Ahmad Amrullah juga menyoroti informasi dari Badan Gizi Nasional yang mengindikasikan adanya pola serupa di sejumlah daerah lain. Karena itu, ia mendorong aparat untuk menelusuri seluruh alur komunikasi dan transaksi yang berkaitan dengan kasus tersebut.

“Jika ada dugaan jaringan yang bergerak secara terorganisir, maka harus ditelusuri secara menyeluruh. Publik berhak mengetahui siapa saja yang berada di balik praktik yang merugikan masyarakat ini,” tegasnya.

Ia menilai kasus tersebut telah menjadi perhatian luas dan berpotensi mencoreng citra Kabupaten Lombok Timur di tingkat nasional. Oleh sebab itu, pengungkapan perkara secara terbuka dinilai penting untuk menghindari munculnya spekulasi di tengah masyarakat.

Selain itu, Ahmad Amrullah meminta pemerintah dan pihak terkait melakukan evaluasi terhadap sistem pengawasan dalam pelaksanaan program-program yang melibatkan masyarakat luas.

Menurutnya, seluruh tahapan mulai dari pengajuan, verifikasi hingga pelaksanaan program harus memiliki mekanisme yang jelas dan dapat dipantau secara terbuka sehingga tidak dimanfaatkan oleh oknum yang mencari keuntungan pribadi.

Ia juga mengimbau masyarakat agar lebih berhati-hati terhadap pihak yang mengaku memiliki akses khusus atau kedekatan dengan pejabat tertentu untuk mendapatkan proyek maupun program pemerintah.

“Jangan mudah percaya kepada pihak yang menjanjikan kemudahan di luar prosedur resmi. Semua program pemerintah memiliki aturan dan mekanisme yang jelas,” ujarnya.

Sementara itu, kasus dugaan penipuan terkait titik lokasi dapur MBG di Lombok Timur saat ini masih dalam penanganan Polres Lombok Timur. Berdasarkan informasi yang berkembang, satu titik lokasi diduga diperjualbelikan dengan nilai mencapai Rp950 juta.
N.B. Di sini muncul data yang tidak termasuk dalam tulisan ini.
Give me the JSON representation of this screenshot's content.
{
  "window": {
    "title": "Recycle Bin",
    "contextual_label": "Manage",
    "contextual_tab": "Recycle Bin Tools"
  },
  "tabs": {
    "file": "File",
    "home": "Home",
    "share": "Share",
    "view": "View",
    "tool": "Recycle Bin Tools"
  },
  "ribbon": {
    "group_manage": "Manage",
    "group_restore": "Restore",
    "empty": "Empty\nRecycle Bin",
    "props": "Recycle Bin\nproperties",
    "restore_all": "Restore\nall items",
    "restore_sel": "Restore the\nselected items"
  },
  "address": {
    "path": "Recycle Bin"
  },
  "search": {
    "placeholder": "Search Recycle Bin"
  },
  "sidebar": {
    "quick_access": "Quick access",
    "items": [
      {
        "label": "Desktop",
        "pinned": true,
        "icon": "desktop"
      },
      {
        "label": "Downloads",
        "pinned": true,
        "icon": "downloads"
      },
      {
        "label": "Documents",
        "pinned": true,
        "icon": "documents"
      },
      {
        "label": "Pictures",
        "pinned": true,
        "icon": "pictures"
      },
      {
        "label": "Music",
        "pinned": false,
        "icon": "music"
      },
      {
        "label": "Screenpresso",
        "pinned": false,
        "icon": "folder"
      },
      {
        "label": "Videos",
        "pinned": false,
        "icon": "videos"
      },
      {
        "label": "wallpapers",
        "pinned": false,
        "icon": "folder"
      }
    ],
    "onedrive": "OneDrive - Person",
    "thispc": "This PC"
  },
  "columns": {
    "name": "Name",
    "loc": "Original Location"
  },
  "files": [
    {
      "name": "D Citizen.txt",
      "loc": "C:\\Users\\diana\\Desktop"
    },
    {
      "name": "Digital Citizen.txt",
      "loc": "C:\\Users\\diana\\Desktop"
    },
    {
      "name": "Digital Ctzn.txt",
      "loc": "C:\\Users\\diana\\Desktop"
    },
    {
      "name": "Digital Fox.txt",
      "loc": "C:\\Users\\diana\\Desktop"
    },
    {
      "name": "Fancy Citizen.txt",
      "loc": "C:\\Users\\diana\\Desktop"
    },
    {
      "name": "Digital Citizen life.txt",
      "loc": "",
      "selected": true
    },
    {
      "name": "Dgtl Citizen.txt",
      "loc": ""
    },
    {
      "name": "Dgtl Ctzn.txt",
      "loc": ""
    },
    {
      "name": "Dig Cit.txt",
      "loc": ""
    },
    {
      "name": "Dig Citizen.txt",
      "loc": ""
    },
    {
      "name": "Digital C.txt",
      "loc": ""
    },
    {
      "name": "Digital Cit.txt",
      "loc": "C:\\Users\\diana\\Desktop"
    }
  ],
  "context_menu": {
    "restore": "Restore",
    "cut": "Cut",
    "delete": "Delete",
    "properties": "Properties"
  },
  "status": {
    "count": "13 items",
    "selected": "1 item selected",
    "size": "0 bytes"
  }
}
BGN sebelumnya mengungkap bahwa modus yang digunakan pelaku diduga dengan mengklaim memiliki hubungan dekat dengan pejabat atau pihak internal yang berkaitan dengan program MBG. Kasus serupa disebut pernah ditemukan di daerah lain, sehingga aparat bersama BGN masih terus mendalami kemungkinan adanya keterlibatan jaringan yang lebih luas.